Sam E. Phillips: ‘Reading Great Recession Fiction During the Great Pandemic’

Early in 2019, my uncle joked that by the time I’d finished my doctoral thesis — a comparative analysis of fiction inspired by the Great Recession — we’d be in another world-changing recession. I could laugh along with him at the time. Partly because I had thought it unlikely (and partly because the idea of me, grey-haired, surrounded by dusty ceiling-high piles of books and still working on the thesis in 2047, seemed vaguely amusing).

My uncle turned out to be right, but it’s no laughing matter. Perhaps I shouldn’t have been so sceptical though, because this is the very nature of capitalism: boom and bust — and culture responds in interesting and creative ways.

Indeed, the Great Recession of 2008-2012, which followed the Global Financial Crisis of 2007-2008, inspired a collection of novels from predominantly the US, UK and Europe, but also other parts of the world. My thesis examines 62 such novels through a cultural materialist analytical framework that also draws on Marxist and feminist thinking. The novels, which cover a variety of genres, though predominantly literary fiction, portray or utilise crisis and recession causes and/or conditions in their plotting or as a part of their backdrop.

My thesis examines the popular deployment of literary realism within such Great Recession fiction (and the implications of this); it describes a post-crisis ‘structure of feeling’ (following Raymond Williams); and it identifies and analyses popular motifs, archetypes and myths circulating within Great Recession fiction.

Literary realism was the dominant style across the 62 novels, even amongst the small collection of fantasy and dystopic Great Recession novels I identified. As a narrative style, realism enabled some authors to depict and reveal the workings of capital that are taken as common-sense and natural; in other words, it played an important function in denaturalising capitalism in their works. However, as I found, literary realism, in its traditional commitment to verisimilitude and mimesis, is also often a double-edged sword. It can lead to the reproduction or reflection of the status quo, thus contributing, in various ways, to the reification of naturalised ideologies — particularly neoliberalism in the case of much Great Recession fiction.
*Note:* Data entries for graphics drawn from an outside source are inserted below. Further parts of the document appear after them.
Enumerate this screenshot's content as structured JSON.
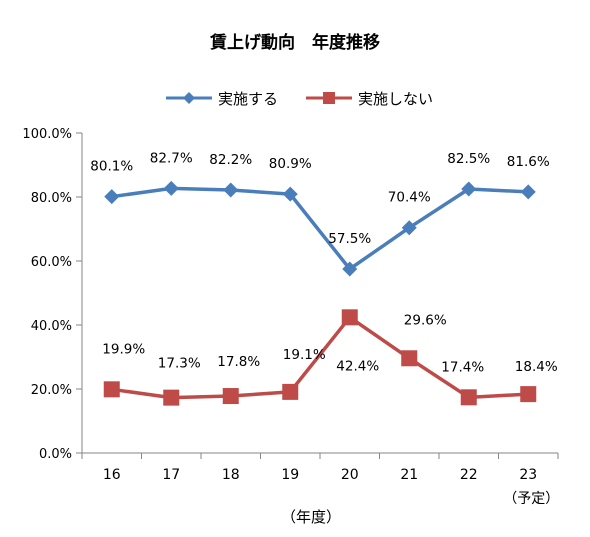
{
  "chart_data": {
    "type": "line",
    "title": "賃上げ動向　年度推移",
    "xlabel": "（年度）",
    "ylabel": "",
    "categories": [
      {
        "label": "16",
        "sub": ""
      },
      {
        "label": "17",
        "sub": ""
      },
      {
        "label": "18",
        "sub": ""
      },
      {
        "label": "19",
        "sub": ""
      },
      {
        "label": "20",
        "sub": ""
      },
      {
        "label": "21",
        "sub": ""
      },
      {
        "label": "22",
        "sub": ""
      },
      {
        "label": "23",
        "sub": "（予定）"
      }
    ],
    "ylim": [
      0,
      100
    ],
    "yticks": [
      "0.0%",
      "20.0%",
      "40.0%",
      "60.0%",
      "80.0%",
      "100.0%"
    ],
    "legend_position": "top",
    "grid": false,
    "series": [
      {
        "name": "実施する",
        "color": "#4a7ebb",
        "marker": "diamond",
        "values": [
          80.1,
          82.7,
          82.2,
          80.9,
          57.5,
          70.4,
          82.5,
          81.6
        ],
        "labels": [
          "80.1%",
          "82.7%",
          "82.2%",
          "80.9%",
          "57.5%",
          "70.4%",
          "82.5%",
          "81.6%"
        ]
      },
      {
        "name": "実施しない",
        "color": "#be4b48",
        "marker": "square",
        "values": [
          19.9,
          17.3,
          17.8,
          19.1,
          42.4,
          29.6,
          17.4,
          18.4
        ],
        "labels": [
          "19.9%",
          "17.3%",
          "17.8%",
          "19.1%",
          "42.4%",
          "29.6%",
          "17.4%",
          "18.4%"
        ]
      }
    ]
  }
}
So, why Great Recession fiction? Following the media reportage throughout the instigating Global Financial Crisis, I found myself appalled and fascinated by the devastation wrought on national economies and innocent people (particularly from the “working” and “middle” classes) by neoliberal capitalism and the impropriety of major banks. When novels clearly inspired by crisis and recession began to emerge, I was interested in their social commentary on capitalism and subjectivities under capitalism. I was particularly interested in how the novels “spoke out” against capitalism, if at all. Thus began my research journey.

After working on my thesis part-time, I submitted it for examination in early November this year and immediately felt a mix of loss, relief and anxiety. I was anxious because I knew the journey wasn’t over yet; the examination process had only just begun. But I’d submitted it and that was something. I’m grateful to the CSAA for their part in helping me achieve this milestone.

Specifically, I received a small research grant this year from CSAA at a critical time — a strange time, really. A time of global pandemic and lockdowns. A time when the workforce was feeling the effects of a tremendous economic slowdown, and when universities were reaching out to their PhD candidates regarding mental health, extra support and deadline extensions.

During this strange time, I was busy finalising a thesis that considered Great Recession fiction amid … another great recession. The grant helped me cover various research and living expenses in the final critical months before submission, and for this I am hugely grateful to the CSAA.

Bio: Sam Phillips is an English literature PhD candidate with the School of Communication and Creative Arts at Deakin University. Sam enjoys rainy weather, PNG coffee, and reading anything with an anti-capitalist flavour.